Department of Immunology, Genetics, and Pathology, Science for Life Laboratory, Uppsala University, Uppsala SE-75185, Sweden.
Hum Gene Ther. 2013 Aug;24(8):766-75. doi: 10.1089/hum.2012.132.
Secretogranin III (SGC3) belongs to the granin family and is highly expressed in endocrine and neural tissues. The human SCG3 promoter has not yet been characterized. We identified that a 0.5-kb DNA fragment upstream of the SCG3 gene can selectively drive transgene expression in neuroblastoma cell lines. The strength of transgene expression was further increased, with specificity maintained, by addition of the human achaete-scute complex homolog 1 (ASH1) enhancer. We developed an oncolytic serotype 5-based adenovirus, in which the SCG3 promoter and ASH1 enhancer drive E1A gene expression. The virus was further modified with a cell-penetrating peptide (Tat-PTD) in the viral capsid, which we have previously shown results in increased adenovirus transduction efficiency of many neuroblastoma cell lines. The virus, Ad5PTD(ASH1-SCG3-E1A), shows selective and efficient killing of neuroblastoma cell lines in vitro, including cisplatin-, etoposide-, and doxorubicin-insensitive neuroblastoma cells. Furthermore, it delays tumor growth and thereby prolonged survival for nude mice harboring subcutaneous human neuroblastoma xenograft. In conclusion, we report a novel oncolytic adenovirus with potential use for neuroblastoma therapy.

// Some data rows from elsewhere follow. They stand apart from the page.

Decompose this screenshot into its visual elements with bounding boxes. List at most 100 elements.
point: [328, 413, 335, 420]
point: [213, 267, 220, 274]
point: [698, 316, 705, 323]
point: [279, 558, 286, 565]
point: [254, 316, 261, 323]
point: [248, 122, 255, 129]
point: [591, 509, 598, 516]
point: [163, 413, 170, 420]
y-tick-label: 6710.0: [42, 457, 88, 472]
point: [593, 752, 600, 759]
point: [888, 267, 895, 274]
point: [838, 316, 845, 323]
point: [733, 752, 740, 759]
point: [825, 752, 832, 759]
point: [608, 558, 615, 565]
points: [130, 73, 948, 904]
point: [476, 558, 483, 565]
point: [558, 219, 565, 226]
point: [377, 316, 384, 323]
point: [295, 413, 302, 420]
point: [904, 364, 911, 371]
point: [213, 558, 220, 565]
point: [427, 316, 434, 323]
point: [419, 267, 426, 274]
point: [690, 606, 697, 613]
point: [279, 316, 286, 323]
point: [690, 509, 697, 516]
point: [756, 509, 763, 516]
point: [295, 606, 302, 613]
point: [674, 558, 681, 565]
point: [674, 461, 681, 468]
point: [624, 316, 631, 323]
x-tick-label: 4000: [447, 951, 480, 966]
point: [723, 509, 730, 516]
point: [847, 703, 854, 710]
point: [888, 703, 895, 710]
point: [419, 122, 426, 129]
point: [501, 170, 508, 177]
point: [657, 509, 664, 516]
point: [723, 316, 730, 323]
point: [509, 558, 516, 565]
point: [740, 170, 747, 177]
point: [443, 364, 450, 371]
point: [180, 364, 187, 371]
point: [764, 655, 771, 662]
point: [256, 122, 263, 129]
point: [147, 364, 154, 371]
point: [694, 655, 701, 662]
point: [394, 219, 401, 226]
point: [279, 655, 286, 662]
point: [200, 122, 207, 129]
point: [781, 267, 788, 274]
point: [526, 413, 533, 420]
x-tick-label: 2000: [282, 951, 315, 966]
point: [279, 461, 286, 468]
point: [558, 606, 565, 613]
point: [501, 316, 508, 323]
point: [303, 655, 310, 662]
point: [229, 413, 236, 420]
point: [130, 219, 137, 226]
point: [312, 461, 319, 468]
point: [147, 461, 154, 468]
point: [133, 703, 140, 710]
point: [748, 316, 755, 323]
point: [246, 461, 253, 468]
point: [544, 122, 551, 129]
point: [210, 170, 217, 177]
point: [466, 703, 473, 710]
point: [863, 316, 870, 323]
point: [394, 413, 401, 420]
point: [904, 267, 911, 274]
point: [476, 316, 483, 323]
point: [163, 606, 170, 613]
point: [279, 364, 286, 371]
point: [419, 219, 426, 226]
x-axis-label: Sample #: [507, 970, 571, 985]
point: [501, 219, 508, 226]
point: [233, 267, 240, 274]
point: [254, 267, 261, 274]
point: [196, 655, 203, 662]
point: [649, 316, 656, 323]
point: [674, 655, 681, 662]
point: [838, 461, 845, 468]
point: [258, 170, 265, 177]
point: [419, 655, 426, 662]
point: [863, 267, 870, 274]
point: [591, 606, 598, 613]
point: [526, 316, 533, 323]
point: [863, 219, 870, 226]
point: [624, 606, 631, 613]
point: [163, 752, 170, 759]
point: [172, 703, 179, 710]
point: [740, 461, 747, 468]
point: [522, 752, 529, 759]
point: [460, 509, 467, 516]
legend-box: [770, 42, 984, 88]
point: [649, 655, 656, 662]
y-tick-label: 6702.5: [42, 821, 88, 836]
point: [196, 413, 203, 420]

分泌颗粒蛋白 III(SGC3)属于颗粒蛋白家族,在内分泌和神经组织中高度表达。人类 SCG3 启动子尚未被表征。我们发现,SCG3 基因上游的 0.5kb DNA 片段可以选择性地驱动神经母细胞瘤细胞系中转基因的表达。通过添加人 Achaete-scute 复合物同源物 1(ASH1)增强子,进一步增加了转基因的表达强度,同时保持了特异性。我们开发了一种基于溶瘤 5 型腺病毒的病毒,其中 SCG3 启动子和 ASH1 增强子驱动 E1A 基因的表达。该病毒进一步在病毒衣壳中修饰了一个穿透肽(Tat-PTD),我们之前已经证明,这会增加许多神经母细胞瘤细胞系中腺病毒的转导效率。该病毒,Ad5PTD(ASH1-SCG3-E1A),在体外对神经母细胞瘤细胞系具有选择性和高效的杀伤作用,包括对顺铂、依托泊苷和阿霉素不敏感的神经母细胞瘤细胞。此外,它还延迟了肿瘤的生长,从而延长了携带皮下人神经母细胞瘤异种移植物的裸鼠的存活时间。总之,我们报告了一种新型的溶瘤腺病毒,具有用于神经母细胞瘤治疗的潜力。